Leak demand placed on the entire Killeen-Fort Hood area water supply system during another prolonged freeze will require the Lake Belton water treatment plant to have production of Full backup electricity if the water is to continue flowing, Garret said.
“Scheduling backup generation over a 24 hour period is one thing, but four or five days is a much bigger business,” Garrett told the Herald in an email. “Before Uri, a 24-hour outage from a widespread storm was an extreme event, except in coastal areas where hurricane impacts can cripple electrical service for days.
“The other thing Uri revealed is that the water demand will not follow a typical winter use pattern. As a general rule, water consumption in January and February represents about 33% of the consumption observed in July and August. So if one were to plan for back-up production for a one-day outage, it would suffice to plan for 33% of the total plant capacity, “said Garrett.

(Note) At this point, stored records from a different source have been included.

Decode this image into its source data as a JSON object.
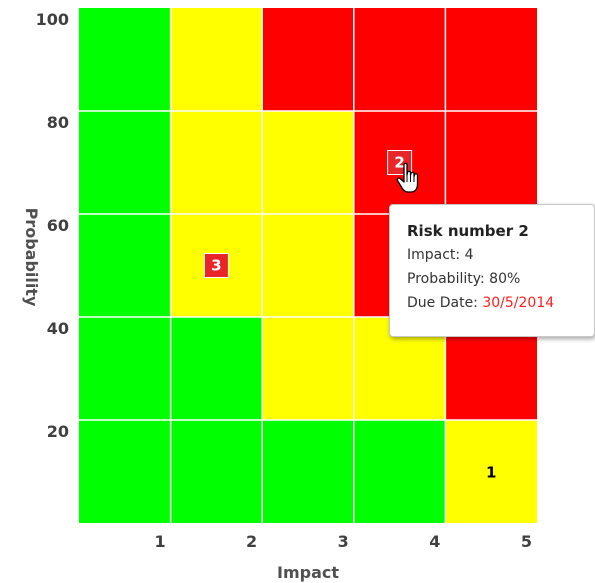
{
  "chart_data": {
    "type": "heatmap",
    "xlabel": "Impact",
    "ylabel": "Probability",
    "xlim": [
      0,
      5
    ],
    "ylim": [
      0,
      100
    ],
    "x_ticks": [
      "1",
      "2",
      "3",
      "4",
      "5"
    ],
    "y_ticks": [
      "20",
      "40",
      "60",
      "80",
      "100"
    ],
    "zone_colors": {
      "green": "#00ff00",
      "yellow": "#ffff00",
      "red": "#ff0000"
    },
    "grid_rows_top_to_bottom": [
      [
        "green",
        "yellow",
        "red",
        "red",
        "red"
      ],
      [
        "green",
        "yellow",
        "yellow",
        "red",
        "red"
      ],
      [
        "green",
        "yellow",
        "yellow",
        "red",
        "red"
      ],
      [
        "green",
        "green",
        "yellow",
        "yellow",
        "red"
      ],
      [
        "green",
        "green",
        "green",
        "green",
        "yellow"
      ]
    ],
    "risks": [
      {
        "label": "1",
        "impact": 4.5,
        "probability": 10,
        "style": "plain"
      },
      {
        "label": "2",
        "impact": 3.5,
        "probability": 70,
        "style": "box",
        "hovered": true
      },
      {
        "label": "3",
        "impact": 1.5,
        "probability": 50,
        "style": "box"
      }
    ]
  },
  "tooltip": {
    "title": "Risk number 2",
    "impact_label": "Impact: ",
    "impact_value": "4",
    "probability_label": "Probability: ",
    "probability_value": "80%",
    "due_label": "Due Date: ",
    "due_value": "30/5/2014"
  },
  "marker_color": "#e8262a",
  "cursor_icon": "hand-pointer-icon"
}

“In the south, when temperatures drop below 10 degrees and stay below for more than 24 hours, water systems are leaking a lot. Leaks can double or triple the demand for water. Therefore, to prepare for another “Uri” level event, full capacity backup production is required. “
Not making such an investment could cost more in the long run.
The generators would help protect the water flow to the region’s economy during thunderstorms, tornadoes and other natural disasters. Garrett said investing in such generators is essentially like investing in a life insurance plan.
“The availability of clean water is essential for hospitals, nursing homes, daycares and schools, dialysis clinics and for many people with critical home care needs. It’s even more critical during a winter storm when so many other facilities could be affected, such as roads or the power supply, ”Garrett said in his email. “Ensuring this availability should be a cost in doing business. It’s similar to insurance. It would be cheaper NOT to continue with full backup production and there may be years when this is not absolutely necessary. However, if needed, this will allow us to provide as much water as needed to all of our customers during an extreme weather event. “
Water utilities must submit their plans to TCEQ by March 1 and these plans must be implemented by July 1.